I also find that Blackboard discussions can be useful when time is limited in class and there is some structure to it. I also found that the group discussions are useful for information exchange and communication for group work, esp. among working students who have trouble connecting outside of class.

But otherwise, I am with you. And if students kissed in my class, I swear I might bring my gf and see what happened if we made out!

anthony grafton said...

Great post. I think I agree with TR as against Lesboprof on PowerPoint, but with Lesboprof against TR on Blackboard: I find that asking for posts in advance really improves seminar discussions, and that independent arguments of a constructive kind break out from time to time,

On lecture notes: I dunno, I have also liked to have 4 to 5 pages myself, though I never read them and often don't do more than glance once or twice. The main point, as TR rightly says, is to build the oral argument--and we probably all have widely varied ways of achieving that result.

Tony Grafton

Horace said...

I too suffer performance anxiety, but not stage fright--this is important as I am a failed actor (who isn't?) and a performance theorist (ditto). But the stronger my evals get, the more I get gripped about getting them. I think the point is that when something becomes a source of affirmation, the prospect of withdrawn affirmation is daunting.
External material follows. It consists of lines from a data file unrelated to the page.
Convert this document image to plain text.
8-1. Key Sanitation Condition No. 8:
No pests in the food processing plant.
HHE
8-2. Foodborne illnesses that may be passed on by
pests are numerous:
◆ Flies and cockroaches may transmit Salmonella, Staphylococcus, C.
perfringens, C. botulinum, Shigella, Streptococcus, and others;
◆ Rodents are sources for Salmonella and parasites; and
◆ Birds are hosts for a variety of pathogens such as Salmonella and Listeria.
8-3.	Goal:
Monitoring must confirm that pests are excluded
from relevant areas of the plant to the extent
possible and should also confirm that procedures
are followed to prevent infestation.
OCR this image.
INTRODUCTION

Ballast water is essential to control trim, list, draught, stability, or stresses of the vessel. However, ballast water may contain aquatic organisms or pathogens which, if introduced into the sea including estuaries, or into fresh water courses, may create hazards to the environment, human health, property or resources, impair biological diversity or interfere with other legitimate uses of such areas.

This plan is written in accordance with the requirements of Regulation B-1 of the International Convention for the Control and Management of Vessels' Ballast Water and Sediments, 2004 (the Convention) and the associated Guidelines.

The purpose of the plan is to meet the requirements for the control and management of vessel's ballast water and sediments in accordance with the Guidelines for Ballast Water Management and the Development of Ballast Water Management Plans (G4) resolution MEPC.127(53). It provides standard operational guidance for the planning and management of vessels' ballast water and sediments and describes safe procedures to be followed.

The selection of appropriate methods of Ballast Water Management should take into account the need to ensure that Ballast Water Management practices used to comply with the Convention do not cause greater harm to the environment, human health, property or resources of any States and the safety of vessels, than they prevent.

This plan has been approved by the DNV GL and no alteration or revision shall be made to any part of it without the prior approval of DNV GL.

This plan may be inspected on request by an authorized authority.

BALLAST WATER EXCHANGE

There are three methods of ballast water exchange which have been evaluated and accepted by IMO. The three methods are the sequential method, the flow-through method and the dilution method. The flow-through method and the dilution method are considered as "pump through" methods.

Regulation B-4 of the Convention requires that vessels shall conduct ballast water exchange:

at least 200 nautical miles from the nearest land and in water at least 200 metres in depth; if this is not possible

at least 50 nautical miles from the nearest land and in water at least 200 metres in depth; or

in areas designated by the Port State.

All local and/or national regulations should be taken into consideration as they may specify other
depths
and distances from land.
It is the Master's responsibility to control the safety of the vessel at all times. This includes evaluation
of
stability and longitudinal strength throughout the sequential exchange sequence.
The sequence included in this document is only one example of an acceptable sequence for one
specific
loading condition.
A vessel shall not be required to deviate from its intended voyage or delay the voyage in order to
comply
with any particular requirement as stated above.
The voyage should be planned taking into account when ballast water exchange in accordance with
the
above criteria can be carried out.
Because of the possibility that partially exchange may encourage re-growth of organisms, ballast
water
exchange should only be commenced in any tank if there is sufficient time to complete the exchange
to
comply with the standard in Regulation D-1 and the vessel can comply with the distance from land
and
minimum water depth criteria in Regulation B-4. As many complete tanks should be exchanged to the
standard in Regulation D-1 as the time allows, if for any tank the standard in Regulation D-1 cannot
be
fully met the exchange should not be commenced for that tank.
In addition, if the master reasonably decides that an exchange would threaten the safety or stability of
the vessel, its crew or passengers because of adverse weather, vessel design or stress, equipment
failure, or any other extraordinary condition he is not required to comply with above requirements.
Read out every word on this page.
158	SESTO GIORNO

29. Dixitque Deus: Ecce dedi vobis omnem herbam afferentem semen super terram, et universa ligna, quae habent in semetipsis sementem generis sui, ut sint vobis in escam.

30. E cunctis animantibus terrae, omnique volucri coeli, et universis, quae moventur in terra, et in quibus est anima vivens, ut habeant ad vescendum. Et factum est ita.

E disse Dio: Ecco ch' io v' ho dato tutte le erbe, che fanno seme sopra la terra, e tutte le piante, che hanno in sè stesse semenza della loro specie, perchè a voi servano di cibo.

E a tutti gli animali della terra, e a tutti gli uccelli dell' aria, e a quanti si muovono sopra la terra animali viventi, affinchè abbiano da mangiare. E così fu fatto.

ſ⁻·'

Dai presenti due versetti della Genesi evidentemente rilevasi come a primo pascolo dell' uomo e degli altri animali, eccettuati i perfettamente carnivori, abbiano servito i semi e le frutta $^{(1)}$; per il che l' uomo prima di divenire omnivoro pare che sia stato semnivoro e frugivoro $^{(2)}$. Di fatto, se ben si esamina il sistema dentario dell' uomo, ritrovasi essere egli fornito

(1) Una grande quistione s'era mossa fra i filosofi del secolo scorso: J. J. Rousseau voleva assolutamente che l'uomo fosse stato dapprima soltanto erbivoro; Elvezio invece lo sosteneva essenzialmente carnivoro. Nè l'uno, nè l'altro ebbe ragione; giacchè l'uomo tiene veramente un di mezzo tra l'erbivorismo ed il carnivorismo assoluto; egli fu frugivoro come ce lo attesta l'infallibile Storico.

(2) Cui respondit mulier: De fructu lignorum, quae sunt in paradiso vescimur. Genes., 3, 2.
This is true for me because a) I don't have enough ups and downs in my teaching career to have any perspective at all (even if this is my eighth year in a university classroom). B) I'[m not tenured, and my course evals feel like a big part of that accumulating tenure file, even if, in the end, they aren't, really.

Just to weigh in on the other threds in the comments: PowerPoint, no; Blackboard, when necessary; smooching in the classroom, whenever possible (which has been never, thus far).

Lesboprof said...

okay, just need to clarify that I was joking when I said I would kiss my gf in class. I don't know what I would do if folks made out in class, but I would most likely tell them to get a room or knock it off.

Tenured Radical said...

Lesboprof,

I would kiss my gf anywhere. In a manner that, of course, underlined my role as the voice of authority. Of course you were joking -- this Radical has a sense of humor.